Chinese pond turtle in Tokyo.

High demand for turtle plastrons for Shang divination rites and archaeological findings of large caches of turtle shells has led some scholars to speculate that Mauremys reevesii may have been farmed for this purpose in antiquity.

M. reevesii is one of the species raised on China's modern-day turtle farms. According to a 1998 survey, 548 farms raised this turtle species in four provinces in China.
The statistical data from different provinces were in different formats; however, two provinces reported 20,650 turtles living on 26 farms, with 5,000 animals reproduced annually; the other two provinces reported the total weight of their turtles, namely some 260 tons of these animals on 522 farms. Over the five-year period, 1990–1995, 13 traditional Chinese medicine factories consumed 430 tons of C. reevesii plastrons.

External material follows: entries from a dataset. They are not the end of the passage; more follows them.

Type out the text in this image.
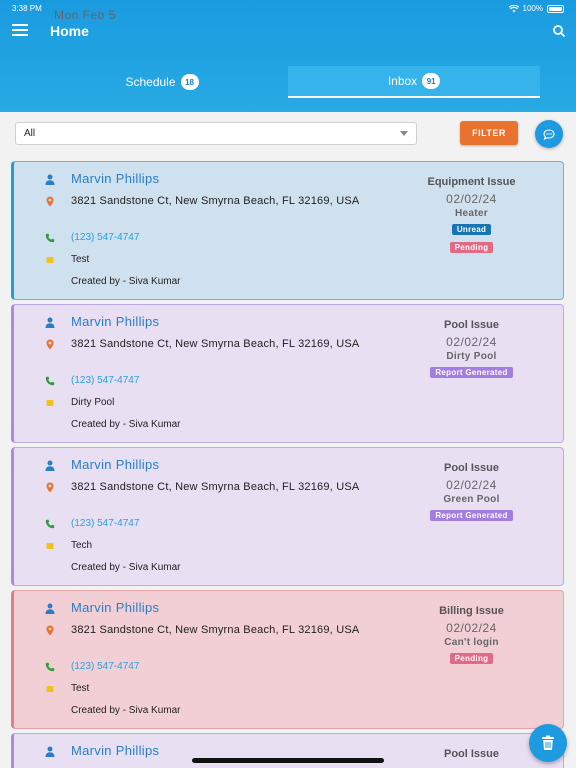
3:38 PM Mon Feb 5	100%
Home
Schedule	18	Inbox	91
All	FILTER
Marvin Phillips
3821 Sandstone Ct, New Smyrna Beach, FL 32169, USA
(123) 547-4747
Test
Created by - Siva Kumar
Equipment Issue
02/02/24
Heater
Unread
Pending
Marvin Phillips
3821 Sandstone Ct, New Smyrna Beach, FL 32169, USA
(123) 547-4747
Dirty Pool
Created by - Siva Kumar
Pool Issue
02/02/24
Dirty Pool
Report Generated
Marvin Phillips
3821 Sandstone Ct, New Smyrna Beach, FL 32169, USA
(123) 547-4747
Tech
Created by - Siva Kumar
Pool Issue
02/02/24
Green Pool
Report Generated
Marvin Phillips
3821 Sandstone Ct, New Smyrna Beach, FL 32169, USA
(123) 547-4747
Test
Created by - Siva Kumar
Billing Issue
02/02/24
Can't login
Pending
Marvin Phillips	Pool Issue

Based on a more recent (2002) survey of 684 Chinese turtle farms (less than half of all 1,499 turtle farms that were registered at the time), researchers found that 2.8 million of turtles of this species (reported there as Chinemys reevesii) lived on these farms, with some 566,000 specimens sold by farmers every year. The total weight of the annual product was 320 tons, with the estimated value of over US$6 million, which makes the market value of a Chinese pond turtle equal to around $12—about twice as much that of the most common farmed species, Pelodiscus sinensis. Taking into account the registered farms that did not respond to the survey, as well as the unregistered producers, the total amounts must be considerably higher.

===Pet trade===
Chinese pond turtles are farmed for the pet trade. In captivity, they require similar care to red-eared sliders (T. s. elegans).